Выбрать главу

Поэтому революционной силой Фанон счел крестьянство и люмпен-пролетариат, которые в периферийных странах берут на себя роль, непосильную для рабочего класса. Конечно, Фанон видел низкий культурный уровень потенциальных освободителей человечества, но считал, что его можно поднять после революции. Этим займутся революционные интеллигенты, осуществляя «воспитательную диктатуру» – видна явная перекличка с идеями О. Бланки.

Судьба Европы в постреволюционном мире у Фанона аналогична судьбе неевропейских стран у Энгельса, считавшего, что Европа после победы пролетарской социалистической революции даст им пример, за которым они вынуждены будут следовать.

У Фанона Запад и Восток меняются местами: когда на Востоке победит крестьянская социалистическая революция, Европа вынуждена будет его догонять.

Реальные национально-освободительные революции в «третьем мире» прошли не так, как предполагал Фанон, признавший это со свойственной ему бескомпромиссностью.

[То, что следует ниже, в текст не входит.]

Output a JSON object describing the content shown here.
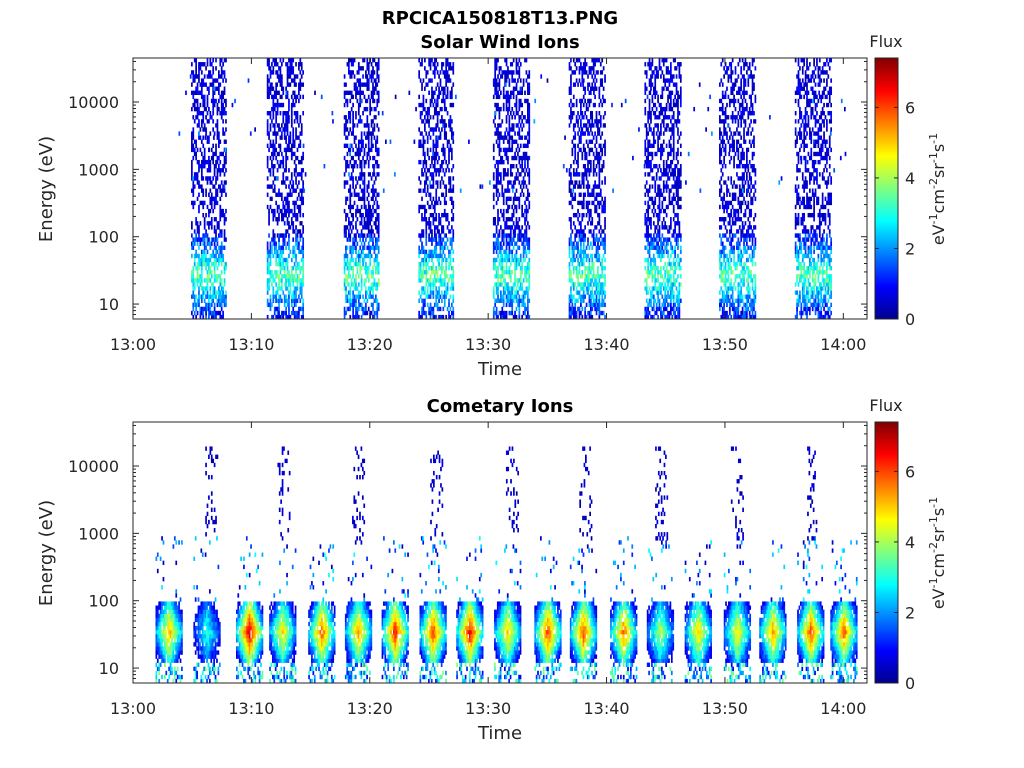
{
  "figure": {
    "title": "RPCICA150818T13.PNG"
  },
  "colormap": {
    "name": "jet",
    "stops": [
      "#00008f",
      "#0000ff",
      "#00ffff",
      "#ffff00",
      "#ff0000",
      "#800000"
    ]
  },
  "chart_data": [
    {
      "type": "heatmap",
      "panel_id": "solar",
      "title": "Solar Wind Ions",
      "xlabel": "Time",
      "ylabel": "Energy (eV)",
      "y_scale": "log",
      "x_range_minutes": [
        0,
        62
      ],
      "ylim_eV": [
        6,
        45000
      ],
      "x_tick_labels": [
        "13:00",
        "13:10",
        "13:20",
        "13:30",
        "13:40",
        "13:50",
        "14:00"
      ],
      "x_tick_minutes": [
        0,
        10,
        20,
        30,
        40,
        50,
        60
      ],
      "y_tick_labels": [
        "10",
        "100",
        "1000",
        "10000"
      ],
      "y_tick_values": [
        10,
        100,
        1000,
        10000
      ],
      "colorbar": {
        "title": "Flux",
        "label": "eV-1cm-2sr-1s-1",
        "ticks": [
          "0",
          "2",
          "4",
          "6"
        ],
        "range": [
          0,
          7.4
        ]
      },
      "bursts_center_minutes": [
        6.4,
        12.8,
        19.3,
        25.6,
        31.9,
        38.3,
        44.7,
        51.0,
        57.4
      ],
      "burst_width_minutes": 3.0,
      "scattered_energy_range_eV": [
        100,
        40000
      ],
      "peak_flux_energy_eV": 25,
      "peak_flux": 4.2
    },
    {
      "type": "heatmap",
      "panel_id": "comet",
      "title": "Cometary Ions",
      "xlabel": "Time",
      "ylabel": "Energy (eV)",
      "y_scale": "log",
      "x_range_minutes": [
        0,
        62
      ],
      "ylim_eV": [
        6,
        45000
      ],
      "x_tick_labels": [
        "13:00",
        "13:10",
        "13:20",
        "13:30",
        "13:40",
        "13:50",
        "14:00"
      ],
      "x_tick_minutes": [
        0,
        10,
        20,
        30,
        40,
        50,
        60
      ],
      "y_tick_labels": [
        "10",
        "100",
        "1000",
        "10000"
      ],
      "y_tick_values": [
        10,
        100,
        1000,
        10000
      ],
      "colorbar": {
        "title": "Flux",
        "label": "eV-1cm-2sr-1s-1",
        "ticks": [
          "0",
          "2",
          "4",
          "6"
        ],
        "range": [
          0,
          7.4
        ]
      },
      "blobs_center_minutes": [
        3.0,
        6.2,
        9.8,
        12.6,
        15.9,
        19.0,
        22.1,
        25.3,
        28.4,
        31.6,
        35.0,
        38.0,
        41.4,
        44.5,
        47.7,
        51.0,
        54.0,
        57.2,
        60.0
      ],
      "blob_peak_flux": [
        5.8,
        3.6,
        7.3,
        5.4,
        6.4,
        5.8,
        6.8,
        6.6,
        7.0,
        5.6,
        6.6,
        6.5,
        6.2,
        4.6,
        5.6,
        5.3,
        6.0,
        6.5,
        6.3
      ],
      "blob_energy_range_eV": [
        12,
        90
      ],
      "sparse_high_energy_columns_minutes": [
        6.6,
        12.7,
        19.0,
        25.6,
        32.0,
        38.2,
        44.6,
        51.0,
        57.2
      ]
    }
  ]
}
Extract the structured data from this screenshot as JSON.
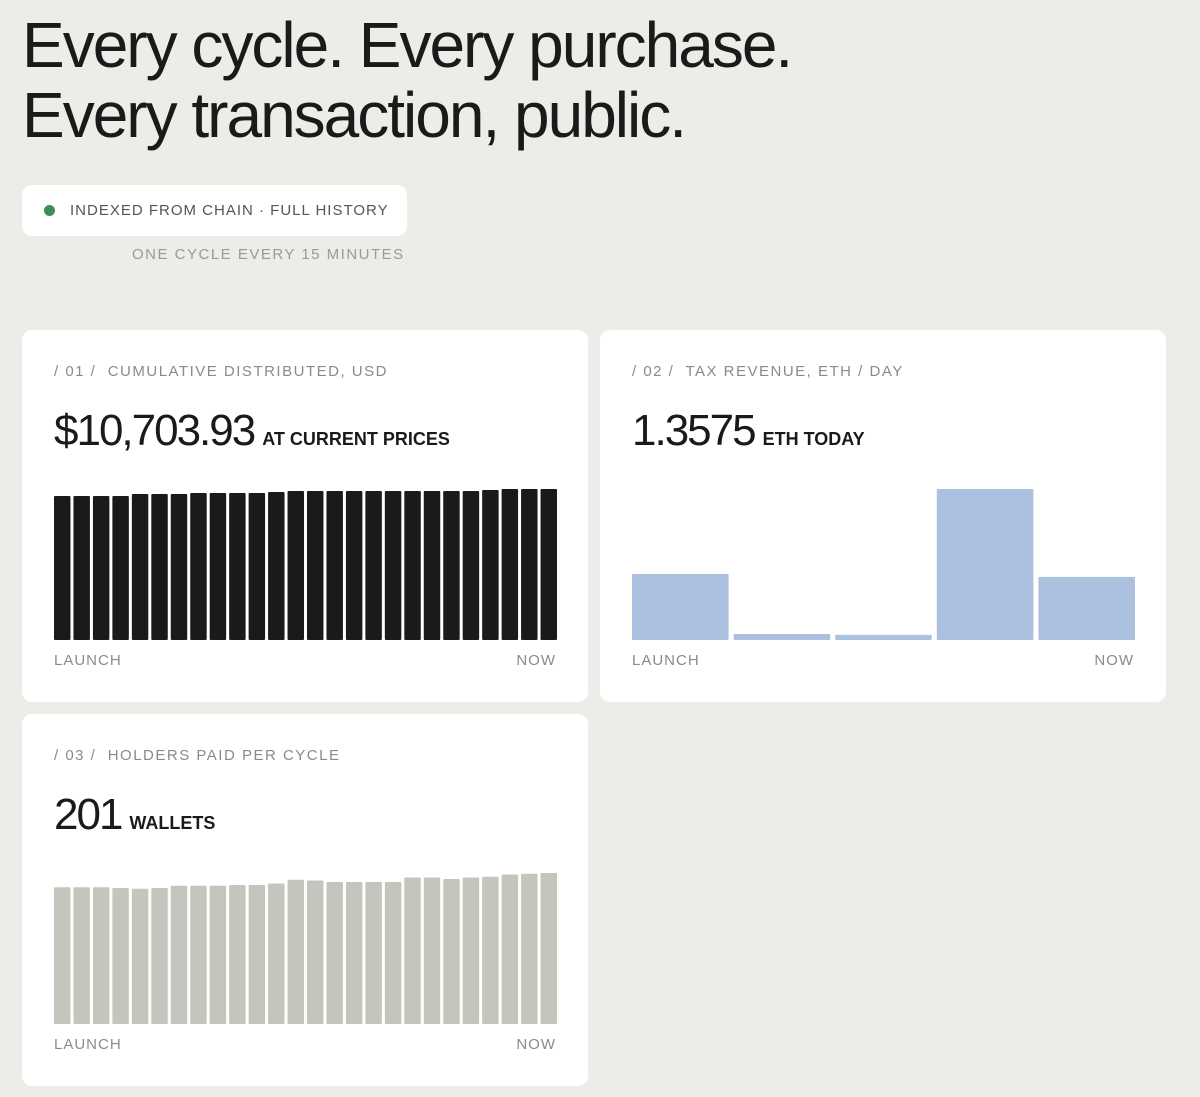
{
  "header": {
    "title_lines": [
      "Every cycle. Every purchase.",
      "Every transaction, public."
    ],
    "badge": "INDEXED FROM CHAIN · FULL HISTORY",
    "subtitle": "ONE CYCLE EVERY 15 MINUTES"
  },
  "cards": [
    {
      "index": "/ 01 /",
      "label": "CUMULATIVE DISTRIBUTED, USD",
      "value": "$10,703.93",
      "unit": "AT CURRENT PRICES",
      "chart": {
        "type": "bar",
        "color": "#1a1a1a",
        "start": "LAUNCH",
        "end": "NOW",
        "values": [
          10208,
          10208,
          10208,
          10208,
          10350,
          10350,
          10350,
          10420,
          10420,
          10420,
          10420,
          10491,
          10562,
          10562,
          10562,
          10562,
          10562,
          10562,
          10562,
          10562,
          10562,
          10562,
          10633,
          10704,
          10704,
          10704
        ]
      }
    },
    {
      "index": "/ 02 /",
      "label": "TAX REVENUE, ETH / DAY",
      "value": "1.3575",
      "unit": "ETH TODAY",
      "chart": {
        "type": "bar",
        "color": "#abc1df",
        "start": "LAUNCH",
        "end": "NOW",
        "values": [
          1.42,
          0.13,
          0.11,
          3.25,
          1.3575
        ]
      }
    },
    {
      "index": "/ 03 /",
      "label": "HOLDERS PAID PER CYCLE",
      "value": "201",
      "unit": "WALLETS",
      "chart": {
        "type": "bar",
        "color": "#c6c5bd",
        "start": "LAUNCH",
        "end": "NOW",
        "values": [
          182,
          182,
          182,
          181,
          180,
          181,
          184,
          184,
          184,
          185,
          185,
          187,
          192,
          191,
          189,
          189,
          189,
          189,
          195,
          195,
          193,
          195,
          196,
          199,
          200,
          201
        ]
      }
    }
  ]
}
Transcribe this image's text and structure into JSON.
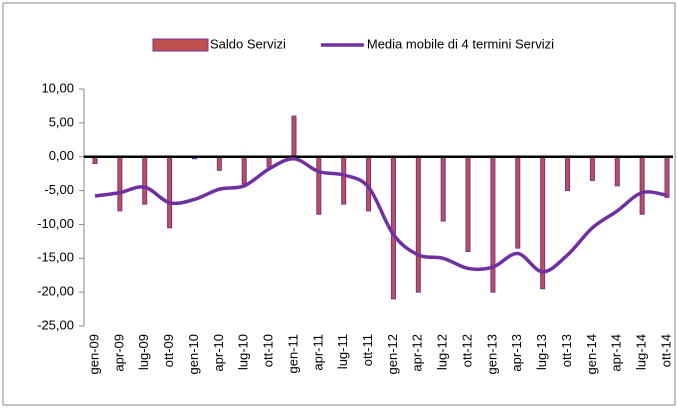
{
  "chart_data": {
    "type": "bar_line",
    "categories": [
      "gen-09",
      "apr-09",
      "lug-09",
      "ott-09",
      "gen-10",
      "apr-10",
      "lug-10",
      "ott-10",
      "gen-11",
      "apr-11",
      "lug-11",
      "ott-11",
      "gen-12",
      "apr-12",
      "lug-12",
      "ott-12",
      "gen-13",
      "apr-13",
      "lug-13",
      "ott-13",
      "gen-14",
      "apr-14",
      "lug-14",
      "ott-14"
    ],
    "series": [
      {
        "name": "Saldo Servizi",
        "type": "bar",
        "color": "#c0504d",
        "edge_color": "#7030a0",
        "values": [
          -1,
          -8,
          -7,
          -10.5,
          -0.3,
          -2,
          -4,
          -1.5,
          6,
          -8.5,
          -7,
          -8,
          -21,
          -20,
          -9.5,
          -14,
          -20,
          -13.5,
          -19.5,
          -5,
          -3.5,
          -4.3,
          -8.5,
          -6
        ]
      },
      {
        "name": "Media mobile di 4 termini Servizi",
        "type": "line",
        "color": "#7030a0",
        "values": [
          -5.8,
          -5.3,
          -4.5,
          -6.8,
          -6.3,
          -4.8,
          -4.3,
          -1.8,
          -0.3,
          -2.2,
          -2.7,
          -4.5,
          -11.5,
          -14.5,
          -15,
          -16.5,
          -16.3,
          -14.3,
          -17,
          -14.5,
          -10.5,
          -8,
          -5.3,
          -5.7
        ]
      }
    ],
    "ylim": [
      -25,
      10
    ],
    "yticks": [
      {
        "value": -25,
        "label": "-25,00"
      },
      {
        "value": -20,
        "label": "-20,00"
      },
      {
        "value": -15,
        "label": "-15,00"
      },
      {
        "value": -10,
        "label": "-10,00"
      },
      {
        "value": -5,
        "label": "-5,00"
      },
      {
        "value": 0,
        "label": "0,00"
      },
      {
        "value": 5,
        "label": "5,00"
      },
      {
        "value": 10,
        "label": "10,00"
      }
    ],
    "legend": "top",
    "grid": false
  }
}
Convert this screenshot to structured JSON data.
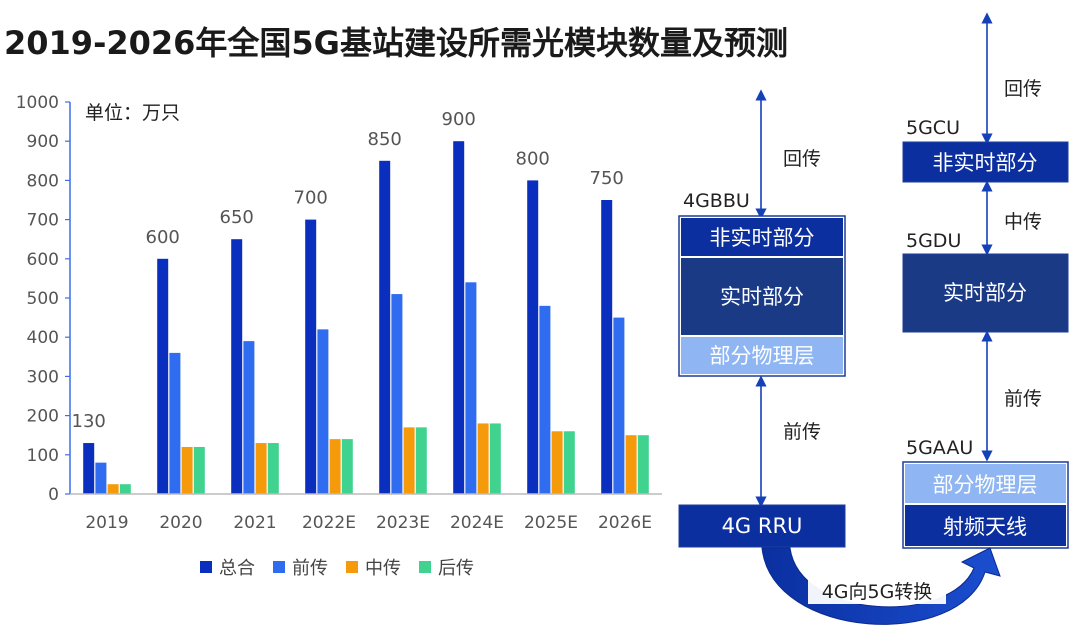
{
  "title": "2019-2026年全国5G基站建设所需光模块数量及预测",
  "chart_data": {
    "type": "bar",
    "unit_label": "单位：万只",
    "categories": [
      "2019",
      "2020",
      "2021",
      "2022E",
      "2023E",
      "2024E",
      "2025E",
      "2026E"
    ],
    "ylim": [
      0,
      1000
    ],
    "yticks": [
      0,
      100,
      200,
      300,
      400,
      500,
      600,
      700,
      800,
      900,
      1000
    ],
    "series": [
      {
        "name": "总合",
        "color": "#0a2fbf",
        "values": [
          130,
          600,
          650,
          700,
          850,
          900,
          800,
          750
        ],
        "labeled": true
      },
      {
        "name": "前传",
        "color": "#2f6cf0",
        "values": [
          80,
          360,
          390,
          420,
          510,
          540,
          480,
          450
        ],
        "labeled": false
      },
      {
        "name": "中传",
        "color": "#f59a0b",
        "values": [
          25,
          120,
          130,
          140,
          170,
          180,
          160,
          150
        ],
        "labeled": false
      },
      {
        "name": "后传",
        "color": "#40d28f",
        "values": [
          25,
          120,
          130,
          140,
          170,
          180,
          160,
          150
        ],
        "labeled": false
      }
    ],
    "legend_position": "bottom"
  },
  "diagram": {
    "left": {
      "header": "4GBBU",
      "top_label": "回传",
      "boxes": [
        "非实时部分",
        "实时部分",
        "部分物理层"
      ],
      "mid_label": "前传",
      "rru": "4G RRU"
    },
    "right": {
      "top_label": "回传",
      "cu_header": "5GCU",
      "cu_box": "非实时部分",
      "mid_label": "中传",
      "du_header": "5GDU",
      "du_box": "实时部分",
      "lower_label": "前传",
      "aau_header": "5GAAU",
      "aau_boxes": [
        "部分物理层",
        "射频天线"
      ]
    },
    "transition_label": "4G向5G转换",
    "colors": {
      "dark_blue": "#0c2fa0",
      "navy": "#1b3a86",
      "light_blue": "#8fb6f2",
      "arrow": "#1441b8"
    }
  }
}
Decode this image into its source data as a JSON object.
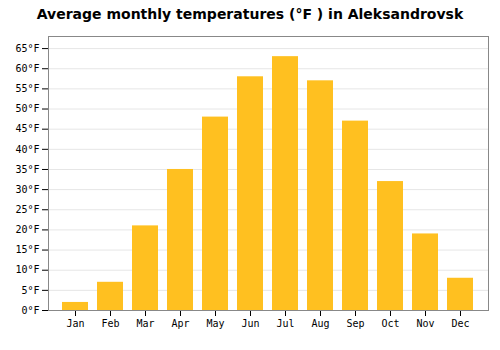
{
  "chart_data": {
    "type": "bar",
    "title": "Average monthly temperatures (°F ) in Aleksandrovsk",
    "categories": [
      "Jan",
      "Feb",
      "Mar",
      "Apr",
      "May",
      "Jun",
      "Jul",
      "Aug",
      "Sep",
      "Oct",
      "Nov",
      "Dec"
    ],
    "values": [
      2,
      7,
      21,
      35,
      48,
      58,
      63,
      57,
      47,
      32,
      19,
      8
    ],
    "color": "#FFC020",
    "ylim": [
      0,
      68
    ],
    "yticks": [
      {
        "value": 0,
        "label": "0°F"
      },
      {
        "value": 5,
        "label": "5°F"
      },
      {
        "value": 10,
        "label": "10°F"
      },
      {
        "value": 15,
        "label": "15°F"
      },
      {
        "value": 20,
        "label": "20°F"
      },
      {
        "value": 25,
        "label": "25°F"
      },
      {
        "value": 30,
        "label": "30°F"
      },
      {
        "value": 35,
        "label": "35°F"
      },
      {
        "value": 40,
        "label": "40°F"
      },
      {
        "value": 45,
        "label": "45°F"
      },
      {
        "value": 50,
        "label": "50°F"
      },
      {
        "value": 55,
        "label": "55°F"
      },
      {
        "value": 60,
        "label": "60°F"
      },
      {
        "value": 65,
        "label": "65°F"
      }
    ],
    "grid": true
  }
}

Представители местной верхушки заняли в городах места европейцев, оставив соотечественников-крестьян прозябать в нищете. В последние годы жизни неизлечимо больной Фанон мучительно искал выход, но не нашел.

«Фанон призывал народы “третьего мира“ избежать не только той “пропасти, к которой движется Европа“, но и “возврата к природе“. Более того, он явно понимал, что и стояние на месте невозможно, простое поддержание равновесия ведет к деградации Альтернативу западной цивилизации он видел не в “собственных“ традиционных ценностях, бывших в употреблении у народов “третьего мира“, а в “собственных“ ценностях, которые будут выдвинуты ими.

Для фаноновской концепции характерен пафос не прошлого, а будущего, притом до такой степени, что можно, пожалуй, говорить о бегстве в будущее» [209].

В Латинской Америке, о которой писал Дебре, не было проблемы ликвидации режима колониального управления. Поэтому Дебре сразу ставит проблему свержения капитализма – отсюда еще большая, чем у Фанона, расплывчатость выводов. Его концепция «революции в революции», изложенная в одноименной книге, состоит в утверждении приоритета партизанской войны перед политической борьбой и тем более – перед теоретическим исследованием революции. Сначала – стихийный «очаг» вооруженного сопротивления, затем – распространение его на всю страну (партизаны – «партия в зародыше»), а потом уже – осмысление сделанного (учиться революции надо в боях, а не по книгам). Движущая сила революции – интеллигенция и крестьяне, хотя в оценке рабочего класса Дебре не так резок, как Фанон.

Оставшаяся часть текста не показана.